I didn't care for President Bush. But, I don't know if I'd blame him for the lack of subsidy. Over the past decade or two Americans shifted more toward a "free market" mentality. Lowest tax rates in history. Higher disparity of wealth. More susceptible to the conversation-chilling words "communism" and "socialism."
I think we'll see public sentiment change as a "new normal" develops from The Great Recession.
When people lived on easy money, and used their homes as ATM machines it was easy to think everything is good, and there's no reason to consider larger social issues.
Now, as Americans are faced with paying for $124k average individual debt, and an anemic recovery (individuals returning to only 86% of pre-downturn spending levels), I think more people will be focused on the "socialized" part of "socialized capitalism."

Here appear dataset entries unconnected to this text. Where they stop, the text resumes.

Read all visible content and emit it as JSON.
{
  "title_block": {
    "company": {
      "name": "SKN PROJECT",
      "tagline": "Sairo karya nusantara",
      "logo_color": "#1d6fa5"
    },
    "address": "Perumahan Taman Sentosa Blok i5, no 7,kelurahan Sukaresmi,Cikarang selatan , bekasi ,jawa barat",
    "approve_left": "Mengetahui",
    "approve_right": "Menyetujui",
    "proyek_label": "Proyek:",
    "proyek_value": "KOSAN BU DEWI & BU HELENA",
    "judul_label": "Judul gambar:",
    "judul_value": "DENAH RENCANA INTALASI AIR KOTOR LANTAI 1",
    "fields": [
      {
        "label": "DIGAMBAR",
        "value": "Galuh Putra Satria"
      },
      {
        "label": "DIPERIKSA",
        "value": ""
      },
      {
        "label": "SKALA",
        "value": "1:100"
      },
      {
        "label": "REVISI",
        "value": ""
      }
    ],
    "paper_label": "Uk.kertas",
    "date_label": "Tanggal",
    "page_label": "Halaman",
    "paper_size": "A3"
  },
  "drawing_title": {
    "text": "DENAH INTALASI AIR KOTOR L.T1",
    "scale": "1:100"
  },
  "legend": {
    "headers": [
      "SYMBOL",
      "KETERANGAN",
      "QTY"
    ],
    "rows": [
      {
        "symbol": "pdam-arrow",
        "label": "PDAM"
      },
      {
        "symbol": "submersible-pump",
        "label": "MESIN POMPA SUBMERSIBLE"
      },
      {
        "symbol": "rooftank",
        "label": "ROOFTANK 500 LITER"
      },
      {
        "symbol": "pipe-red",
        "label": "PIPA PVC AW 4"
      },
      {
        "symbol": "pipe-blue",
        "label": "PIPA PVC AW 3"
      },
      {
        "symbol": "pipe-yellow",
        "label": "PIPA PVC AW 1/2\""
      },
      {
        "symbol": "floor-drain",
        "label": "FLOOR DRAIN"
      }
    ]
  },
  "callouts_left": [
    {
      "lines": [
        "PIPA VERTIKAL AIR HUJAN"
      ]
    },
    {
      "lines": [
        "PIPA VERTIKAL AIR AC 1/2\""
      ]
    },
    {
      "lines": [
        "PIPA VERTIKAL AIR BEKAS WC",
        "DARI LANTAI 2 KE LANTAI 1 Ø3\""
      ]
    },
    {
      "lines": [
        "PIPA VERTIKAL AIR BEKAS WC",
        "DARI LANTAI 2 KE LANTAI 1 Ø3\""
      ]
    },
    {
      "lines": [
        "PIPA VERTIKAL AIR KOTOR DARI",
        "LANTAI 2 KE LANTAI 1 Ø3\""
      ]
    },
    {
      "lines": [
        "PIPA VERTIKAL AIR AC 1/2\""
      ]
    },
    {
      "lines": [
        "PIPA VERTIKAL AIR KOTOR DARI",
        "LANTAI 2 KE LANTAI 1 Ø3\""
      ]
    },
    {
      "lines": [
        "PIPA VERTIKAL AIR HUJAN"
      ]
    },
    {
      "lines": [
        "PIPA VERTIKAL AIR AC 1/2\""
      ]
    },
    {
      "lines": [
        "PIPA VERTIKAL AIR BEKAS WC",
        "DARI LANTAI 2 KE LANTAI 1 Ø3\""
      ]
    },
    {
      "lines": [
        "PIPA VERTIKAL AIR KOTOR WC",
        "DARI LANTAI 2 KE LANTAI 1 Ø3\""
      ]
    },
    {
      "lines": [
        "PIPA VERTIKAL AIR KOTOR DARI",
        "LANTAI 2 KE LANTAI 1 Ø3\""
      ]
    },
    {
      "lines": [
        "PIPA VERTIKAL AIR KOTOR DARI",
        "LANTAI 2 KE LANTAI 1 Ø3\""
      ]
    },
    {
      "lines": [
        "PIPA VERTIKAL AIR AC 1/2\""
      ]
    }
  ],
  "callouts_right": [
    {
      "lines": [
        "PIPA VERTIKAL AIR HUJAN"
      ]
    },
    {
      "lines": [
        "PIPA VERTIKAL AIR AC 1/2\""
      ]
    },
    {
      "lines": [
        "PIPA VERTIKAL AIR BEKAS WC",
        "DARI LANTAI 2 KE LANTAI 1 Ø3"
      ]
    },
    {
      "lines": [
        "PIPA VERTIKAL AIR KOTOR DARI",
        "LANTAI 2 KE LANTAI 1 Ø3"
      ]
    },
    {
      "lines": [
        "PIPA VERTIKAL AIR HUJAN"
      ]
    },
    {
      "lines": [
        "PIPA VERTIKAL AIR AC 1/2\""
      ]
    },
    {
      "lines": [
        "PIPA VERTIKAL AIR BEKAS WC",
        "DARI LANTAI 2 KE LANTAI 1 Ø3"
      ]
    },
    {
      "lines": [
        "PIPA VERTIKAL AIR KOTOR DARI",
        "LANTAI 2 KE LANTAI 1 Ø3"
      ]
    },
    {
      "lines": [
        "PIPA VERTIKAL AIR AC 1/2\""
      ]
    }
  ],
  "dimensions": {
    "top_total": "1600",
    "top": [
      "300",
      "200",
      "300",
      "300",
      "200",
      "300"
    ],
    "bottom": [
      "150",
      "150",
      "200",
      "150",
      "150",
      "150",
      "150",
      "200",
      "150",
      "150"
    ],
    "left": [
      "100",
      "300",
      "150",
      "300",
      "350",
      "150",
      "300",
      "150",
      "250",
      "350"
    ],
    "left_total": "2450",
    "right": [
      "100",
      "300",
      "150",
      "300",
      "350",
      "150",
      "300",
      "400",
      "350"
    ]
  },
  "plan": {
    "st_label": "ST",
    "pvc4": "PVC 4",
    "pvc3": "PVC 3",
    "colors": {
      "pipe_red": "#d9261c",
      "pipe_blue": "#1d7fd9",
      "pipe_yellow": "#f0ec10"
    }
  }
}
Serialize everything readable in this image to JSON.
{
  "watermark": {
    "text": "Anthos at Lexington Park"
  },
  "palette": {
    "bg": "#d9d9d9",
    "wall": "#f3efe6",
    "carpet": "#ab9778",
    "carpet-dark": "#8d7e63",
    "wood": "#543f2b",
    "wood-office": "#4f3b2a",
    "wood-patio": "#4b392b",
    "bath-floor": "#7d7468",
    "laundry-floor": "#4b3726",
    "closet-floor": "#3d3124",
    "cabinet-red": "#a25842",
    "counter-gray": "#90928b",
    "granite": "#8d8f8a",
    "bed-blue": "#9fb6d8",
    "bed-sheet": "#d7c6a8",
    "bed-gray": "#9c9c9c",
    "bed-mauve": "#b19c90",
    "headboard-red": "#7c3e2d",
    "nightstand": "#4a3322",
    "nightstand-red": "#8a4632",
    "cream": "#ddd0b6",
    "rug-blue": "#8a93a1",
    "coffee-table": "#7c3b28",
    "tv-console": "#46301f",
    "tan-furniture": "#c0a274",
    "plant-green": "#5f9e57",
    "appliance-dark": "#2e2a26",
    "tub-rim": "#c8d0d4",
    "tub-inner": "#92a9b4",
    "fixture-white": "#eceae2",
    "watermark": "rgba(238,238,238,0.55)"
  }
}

Also, I think part of the problem with offshoring (and how it's not a "free market") is the way we enter into "free trade" agreements. The government hammers out these agreements over many years, requiring cooperating countries adopt western norms of property, employment, banking laws, etc. This essentially levels the playing field for commercial and financial markets to conduct business. But, there's very little imposition of western social norms. No leveling of the playing field for the labor market.
To me, it's like the south Atlantic where waves grow to immense size due to the absence of any land mass to slow them down. Global trade has focused on promoting corporate interests, not workers. One treaty/agreement after another, corporate interest growing without a counter force to slow them down.